Пока брат Нестор витал мыслями где-то в неведомых мне пространствах, я спокойно обшаривал мастерскую. Я обнаружил машины для стрижки газона, стеклянные ящики для рассады, лопатки с шипами и тяпки с коловратными ручками. Резки для овощей и терки для моркови, зубастые щипцы для измельчения чеснока и имбирного корня, автоматизированные устройства для сбора мандрагоры, предназначенные для суеверных мракобесов, гранитные ступки с пестиками, приводимые в движение гидроэнергией. На многочисленных полках обнаружились склянки с птичьим клеем, приманки в виде жуков, пропитанных отравой, соли для уничтожения слизняков и всевозможные яды для мух. В самом дальнем углу я нашел оборудование для купален и умывальных: краны, откуда била струя воды, подставки под тазики с подогревом, вертящиеся барабаны для полотенец и кашеобразные мыла с запахом дегтя и серой амбры.
Однажды, кажется, это было во время Полного Недоумения, я отважился заглянуть под чертежный стол брата Нестора, где давно уже заприметил какие-то штуки, прикрытые парусиной. Поглядывая с опаской на брата Нестора – у которого как раз случился очередной столбняк, – я сначала ощупал предмет под холстом. Подозрительно знакомые формы. Приподняв покрывало, я обнаружил под ним… свою взбивалку. Да нет, сказал я себе, никто из Избранников не присвоит себе чужие изобретения, им это незачем, у них своих изобретений полно, и вообще они выше этого. Но, рассмотрев повнимательнее сие педальное устройство, я увидел, что это не моя взбивалка: это была просто копия, причем достаточно грубая, моего оригинала, сиречь первообраза, иными словами, жалкая подделка под мой образец. Мне с трудом верилось в очевидное, но я держал в руках вещественное доказательство.

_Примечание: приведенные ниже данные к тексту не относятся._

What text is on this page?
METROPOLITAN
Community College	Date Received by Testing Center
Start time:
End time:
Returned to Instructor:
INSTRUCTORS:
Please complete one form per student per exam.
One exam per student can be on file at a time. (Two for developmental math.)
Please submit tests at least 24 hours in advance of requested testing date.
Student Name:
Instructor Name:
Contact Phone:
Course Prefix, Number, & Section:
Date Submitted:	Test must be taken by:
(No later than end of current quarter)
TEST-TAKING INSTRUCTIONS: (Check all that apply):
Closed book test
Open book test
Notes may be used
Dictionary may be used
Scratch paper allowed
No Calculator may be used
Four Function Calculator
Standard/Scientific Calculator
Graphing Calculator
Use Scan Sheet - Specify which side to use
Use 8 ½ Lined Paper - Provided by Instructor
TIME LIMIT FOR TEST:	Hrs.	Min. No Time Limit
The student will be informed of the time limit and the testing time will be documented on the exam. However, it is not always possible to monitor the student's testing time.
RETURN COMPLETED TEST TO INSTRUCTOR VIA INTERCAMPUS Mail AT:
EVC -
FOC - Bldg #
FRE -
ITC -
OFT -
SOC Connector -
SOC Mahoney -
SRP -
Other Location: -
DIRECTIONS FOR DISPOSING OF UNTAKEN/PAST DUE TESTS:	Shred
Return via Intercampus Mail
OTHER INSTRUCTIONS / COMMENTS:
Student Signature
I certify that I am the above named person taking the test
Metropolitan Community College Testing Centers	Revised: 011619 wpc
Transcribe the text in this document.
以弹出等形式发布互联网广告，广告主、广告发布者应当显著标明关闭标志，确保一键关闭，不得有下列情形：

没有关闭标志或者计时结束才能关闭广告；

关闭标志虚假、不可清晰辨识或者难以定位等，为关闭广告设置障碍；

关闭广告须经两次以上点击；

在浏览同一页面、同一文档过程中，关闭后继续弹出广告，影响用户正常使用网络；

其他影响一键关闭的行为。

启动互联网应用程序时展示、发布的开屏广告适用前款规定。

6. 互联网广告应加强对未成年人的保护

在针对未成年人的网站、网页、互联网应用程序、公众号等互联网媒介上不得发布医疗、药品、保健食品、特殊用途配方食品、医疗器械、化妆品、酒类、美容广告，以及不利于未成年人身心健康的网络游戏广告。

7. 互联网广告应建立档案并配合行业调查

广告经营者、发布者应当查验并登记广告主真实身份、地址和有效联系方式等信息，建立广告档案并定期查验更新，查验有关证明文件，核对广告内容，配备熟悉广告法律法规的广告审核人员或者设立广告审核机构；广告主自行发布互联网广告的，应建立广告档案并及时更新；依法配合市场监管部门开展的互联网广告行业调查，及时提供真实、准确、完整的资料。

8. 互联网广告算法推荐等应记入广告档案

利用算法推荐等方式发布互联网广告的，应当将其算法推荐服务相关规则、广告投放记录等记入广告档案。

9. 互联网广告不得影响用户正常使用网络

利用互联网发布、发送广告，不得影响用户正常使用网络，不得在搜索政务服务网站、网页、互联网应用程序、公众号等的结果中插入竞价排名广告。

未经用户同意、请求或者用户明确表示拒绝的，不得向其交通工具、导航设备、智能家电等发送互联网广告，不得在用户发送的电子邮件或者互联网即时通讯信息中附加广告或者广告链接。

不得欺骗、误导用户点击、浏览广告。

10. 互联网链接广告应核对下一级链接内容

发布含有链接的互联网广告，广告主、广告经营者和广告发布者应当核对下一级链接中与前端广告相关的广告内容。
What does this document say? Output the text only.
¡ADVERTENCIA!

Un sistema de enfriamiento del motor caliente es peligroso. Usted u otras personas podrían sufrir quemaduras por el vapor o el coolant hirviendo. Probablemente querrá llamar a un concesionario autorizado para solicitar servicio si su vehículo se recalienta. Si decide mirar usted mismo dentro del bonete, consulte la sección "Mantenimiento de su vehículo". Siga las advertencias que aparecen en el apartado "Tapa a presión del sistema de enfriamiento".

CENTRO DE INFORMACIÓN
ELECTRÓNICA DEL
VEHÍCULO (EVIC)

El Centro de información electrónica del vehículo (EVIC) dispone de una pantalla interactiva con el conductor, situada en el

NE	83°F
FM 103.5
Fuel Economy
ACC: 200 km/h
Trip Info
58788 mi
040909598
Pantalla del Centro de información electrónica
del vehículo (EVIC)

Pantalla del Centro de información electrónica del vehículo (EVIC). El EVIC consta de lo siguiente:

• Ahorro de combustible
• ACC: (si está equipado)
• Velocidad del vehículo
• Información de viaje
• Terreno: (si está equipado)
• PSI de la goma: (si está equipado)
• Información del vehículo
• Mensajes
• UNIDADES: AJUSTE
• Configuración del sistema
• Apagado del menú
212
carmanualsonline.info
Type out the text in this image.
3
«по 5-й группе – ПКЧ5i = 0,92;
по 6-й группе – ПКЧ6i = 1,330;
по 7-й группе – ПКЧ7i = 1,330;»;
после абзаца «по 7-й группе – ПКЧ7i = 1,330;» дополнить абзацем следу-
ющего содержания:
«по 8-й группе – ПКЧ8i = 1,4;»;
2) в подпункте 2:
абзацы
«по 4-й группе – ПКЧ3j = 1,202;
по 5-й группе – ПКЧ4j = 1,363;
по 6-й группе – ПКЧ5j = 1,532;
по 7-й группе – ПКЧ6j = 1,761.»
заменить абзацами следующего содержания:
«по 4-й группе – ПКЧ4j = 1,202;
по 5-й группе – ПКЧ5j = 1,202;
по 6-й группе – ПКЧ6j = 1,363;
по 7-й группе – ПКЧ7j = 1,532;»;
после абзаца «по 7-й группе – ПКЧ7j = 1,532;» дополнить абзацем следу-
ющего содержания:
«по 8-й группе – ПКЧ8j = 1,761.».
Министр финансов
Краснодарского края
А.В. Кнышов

Брат Нестор был плагиатором.
Удивительно, правда, как изменяется восприятие в соответствии с нашими ожиданиями. Если раньше я вполне сознательно закрывал глаза на странности чудаковатых братьев, то после этого удручающего открытия насчет брата Нестора я уже не мог думать ни о чем другом. Украденная взбивалка стала для меня как ящик Пандоры, из которого высыпались тысячи подозрений. Что собой представляет Башня? Как она функционирует? Кто за этим следит. И где Гербош фон Окба? Я терялся в догадках. Я много думал, но безрезультатно. Все вокруг изменилось, изменилось внутри – как это бывает осенью, когда соки растений уходят в корни, и каждый лист несет в себе неотвратимое увядание. В положенные часы я приходил в мастерские к братьям, взыскуя знаний, которые мне приходилось выманивать у наставников лестью или же хитростью. По ночам я боролся со сном, чтобы застать человека, подливавшего мне воду в умывальный таз. Но борьба была явно неравной. Я так уставал за день, что после ужина мне едва хватало сил доползти до кровати. Я клал голову на соломенную подушку и тут же проваливался в глубокий сон, как камень, брошенный в воду, тут же идет ко дну. Просыпался я только утром, и лица братьев были все теми же мертвенно-бледными масками, какие бывают у тех, кто не видит снов.